The first article discusses the details on consumption of sugar-sweetened beverages among adults. By doing surveys the study demonstrated the relationship of knowledge on the nutritional facts of the consumers. Sugar-sweetened drinks are often on the lower end of the pricing scale and often consumed the most. The users who were able to provide sufficent information on their daily caloric intake tended to be on the low end of consuming these  sugar-sweetneded beverages.

The second article on message testing detailed how the design of a website can affect different customers online habits. The behavioral difference between Canadian and Chinese students were studied.

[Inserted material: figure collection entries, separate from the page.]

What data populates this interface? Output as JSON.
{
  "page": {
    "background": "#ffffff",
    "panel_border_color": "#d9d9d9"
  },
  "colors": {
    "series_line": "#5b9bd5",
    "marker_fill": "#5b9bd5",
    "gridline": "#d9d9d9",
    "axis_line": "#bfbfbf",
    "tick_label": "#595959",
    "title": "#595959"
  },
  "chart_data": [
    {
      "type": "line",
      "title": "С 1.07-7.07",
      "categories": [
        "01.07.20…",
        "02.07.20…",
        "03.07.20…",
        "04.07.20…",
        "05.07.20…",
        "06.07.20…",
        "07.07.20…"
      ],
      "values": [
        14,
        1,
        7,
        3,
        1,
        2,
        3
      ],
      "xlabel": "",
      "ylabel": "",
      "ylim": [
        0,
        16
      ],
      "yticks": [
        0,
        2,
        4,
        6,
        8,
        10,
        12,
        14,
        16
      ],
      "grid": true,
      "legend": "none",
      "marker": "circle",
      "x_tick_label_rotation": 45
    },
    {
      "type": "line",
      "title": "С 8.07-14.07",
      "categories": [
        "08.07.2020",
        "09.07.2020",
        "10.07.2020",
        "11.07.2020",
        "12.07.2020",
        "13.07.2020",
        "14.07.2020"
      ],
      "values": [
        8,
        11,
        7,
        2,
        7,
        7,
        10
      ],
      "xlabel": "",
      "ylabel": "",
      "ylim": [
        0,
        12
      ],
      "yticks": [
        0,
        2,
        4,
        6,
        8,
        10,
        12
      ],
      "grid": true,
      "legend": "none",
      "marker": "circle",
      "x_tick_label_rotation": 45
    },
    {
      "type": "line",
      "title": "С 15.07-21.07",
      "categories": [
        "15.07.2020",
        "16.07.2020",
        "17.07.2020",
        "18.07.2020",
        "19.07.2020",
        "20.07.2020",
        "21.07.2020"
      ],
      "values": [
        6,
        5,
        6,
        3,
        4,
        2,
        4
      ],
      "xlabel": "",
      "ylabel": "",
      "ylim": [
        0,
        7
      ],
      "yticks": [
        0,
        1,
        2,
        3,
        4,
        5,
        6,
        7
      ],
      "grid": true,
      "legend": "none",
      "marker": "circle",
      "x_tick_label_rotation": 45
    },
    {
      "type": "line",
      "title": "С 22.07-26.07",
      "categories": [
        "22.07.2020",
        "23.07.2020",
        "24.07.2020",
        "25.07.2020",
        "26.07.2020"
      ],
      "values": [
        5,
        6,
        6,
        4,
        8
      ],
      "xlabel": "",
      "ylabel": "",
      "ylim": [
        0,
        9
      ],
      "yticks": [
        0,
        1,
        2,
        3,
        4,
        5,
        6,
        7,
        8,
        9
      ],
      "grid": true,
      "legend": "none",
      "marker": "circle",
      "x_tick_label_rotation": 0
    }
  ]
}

What works for one culture may not work for others as displayed in the users behaviors and interactions on various sites tested.

With these comparison presented to me I found it quite interesting to see how messages are perceived based on the design.



What are some of the best practices that you plan on implementing in your future designs?

Have you ever taken cultural experiences into considerations when designing a site?


7 thoughts on “Week 13: Message Testing

  1. For best practices, it’s hard to say exactly, because I think it could depend on the target audience, the type of campaign, the size of the audience, etc. But overall, I think the points Kelly brought up in her presentation about choosing the topics that are generally accepted (for example, happiness), would be excellent places to start. If a campaign then falls outside one of those topics into a realm that could be controversial, message testing would be really important.

    I haven’t really thought about those big differences in cultures up to this point, but as I grow in this field, I will most definitely take that into consideration.


  2. In the future, I plan on definitely being more in tune to culture. I try to do research on subjects before making a site so expanding this to be more culturally in tuned sounds like something I should do. Also, taking more time to wireframe and prepare before actually starting a site is something I plan on making a priority.

    And when building sites before I have thought about culture but not really designed specifically with that in mind. It’s definitely something I’m going to start doing though.


  3. In the future, I definitely plan to test the messages with people outside of ‘the bubble’ of people I am working on a project with.

    There are definitely cultural issues that need to be kept in mind when working on a site and the different messages that will be displayed on it. For example, in Miami, there are a lot of different Latin cultures that are here from all over Central, South America + the Caribbean. If you wanted to post a message in Spanish, you would have to ensure that it made sense to all of those different backgrounds, because one word in one country might have a completely different connotation in another. Considering that Miami is a LatAm hub, I would definitely have to be mindful of that on future projects.


    • Hi Tina,
      I can imagine the confusion sometimes. I see a lot of digital agencies now based out of Miami representing big national brands and creating a lot of campaigns geared to Latin America.


  4. I think having appropriate content designed for the different markets is essential. There are many ways to phrase the same message and knowing which content to show is a good place to start. This method is inconvenient since content isn’t the easiest thing to make. Aside from that, I think that keeping in mind that others will see your content differently will help with the overall design.
    I have not had to take cultural experiences into consideration yet, but it is a thing to think about.